The pub sector is the category with the most upside exposure. Garden pub bookings are tracking at their highest level in seven years for a May bank holiday, reflecting both pent-up demand and operators' more aggressive use of advance reservation systems and deposit-secured bookings that were not standard practice before 2023. The BBPA has described the forward booking position as "the most encouraging pre-bank-holiday picture since 2019."
Staffing Is the Constraint — Again
As with the broader summer outlook, the primary operational risk for operators heading into the bank holiday is staffing. The sector's current vacancy level of approximately 97,000 roles means that many operations are heading into one of the year's busiest weekends short-handed. For operators who have not yet finalised their bank holiday rotas, the window for recruiting temporary staff is narrowing.
Agency labour costs for bank holiday weekend cover are elevated — a pattern that has been consistent for the last three years and shows no sign of moderating. Operators who have not yet confirmed their staffing arrangements should expect to pay a premium for last-minute agency cover and should model accordingly.

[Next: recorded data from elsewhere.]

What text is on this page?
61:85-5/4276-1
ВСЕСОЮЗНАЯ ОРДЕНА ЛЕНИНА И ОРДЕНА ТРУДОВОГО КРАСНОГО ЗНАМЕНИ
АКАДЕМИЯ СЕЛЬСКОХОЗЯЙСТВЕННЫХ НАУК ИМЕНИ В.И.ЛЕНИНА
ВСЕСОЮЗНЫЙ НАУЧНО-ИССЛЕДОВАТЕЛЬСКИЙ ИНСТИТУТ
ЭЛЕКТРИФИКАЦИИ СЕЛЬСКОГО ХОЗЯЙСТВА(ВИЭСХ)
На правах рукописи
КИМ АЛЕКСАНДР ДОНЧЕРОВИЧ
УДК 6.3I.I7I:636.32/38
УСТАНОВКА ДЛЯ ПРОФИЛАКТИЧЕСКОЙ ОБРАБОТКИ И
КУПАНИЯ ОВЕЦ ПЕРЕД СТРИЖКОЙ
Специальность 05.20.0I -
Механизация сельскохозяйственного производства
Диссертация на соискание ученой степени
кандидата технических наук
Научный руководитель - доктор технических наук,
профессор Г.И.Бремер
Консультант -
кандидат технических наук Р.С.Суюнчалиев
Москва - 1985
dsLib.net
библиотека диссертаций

The operators likely to perform best over the bank holiday are those who confirmed their core team's availability early, built rotas around realistic cover counts rather than optimistic ones, and have pre-prepared as much as practical kitchen preparation as possible to reduce the pressure of service itself. A bank holiday weekend that exceeds capacity expectations is a better problem to have than one that falls short of them, but it is still a problem if the team cannot deliver consistently under pressure.
Revenue Management and Dynamic Pricing
Bank holiday weekend pricing has become substantially more sophisticated across the sector over the past three years. Hotels and accommodation businesses using dynamic pricing tools are broadly already applying bank holiday uplifts — rate premiums for the 23–26 May window are averaging between 18% and 32% above standard weekend rates across the UK, with coastal destinations in particular showing aggressive peak pricing.

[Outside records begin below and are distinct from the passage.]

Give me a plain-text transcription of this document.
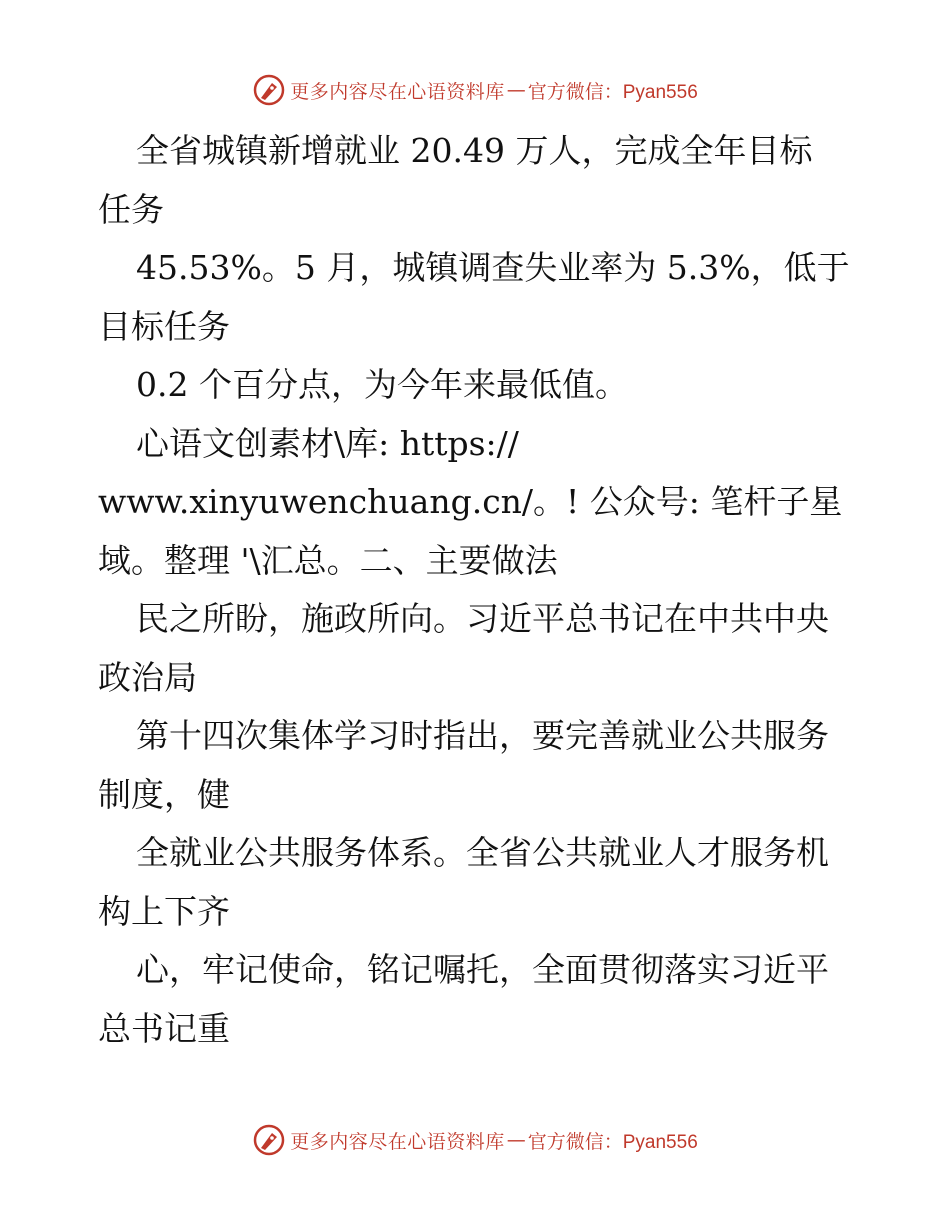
更多内容尽在心语资料库 — 官方微信：Pyan556
全省城镇新增就业 20.49 万人，完成全年目标
任务
45.53%。5 月，城镇调查失业率为 5.3%，低于
目标任务
0.2 个百分点，为今年来最低值。
心语文创素材\库: https://
www.xinyuwenchuang.cn/。! 公众号: 笔杆子星
域。整理 '\汇总。二、主要做法
民之所盼，施政所向。习近平总书记在中共中央
政治局
第十四次集体学习时指出，要完善就业公共服务
制度，健
全就业公共服务体系。全省公共就业人才服务机
构上下齐
心，牢记使命，铭记嘱托，全面贯彻落实习近平
总书记重
更多内容尽在心语资料库 — 官方微信：Pyan556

For restaurant operators without formal revenue management tools, the bank holiday is still an appropriate moment to review standard pricing — whether that means applying a set menu format that limits the à la carte margin risk, applying a modest uplift to drinks pricing, or ensuring that the booking deposit policy appropriately reflects the commercial value of the cover. Restaurants that are fully booked for the bank holiday but without deposits or credit card holds are exposed to no-shows in a way that their advance booking position does not make obvious.
Three weeks is enough time to fix most of this. Operators should use it.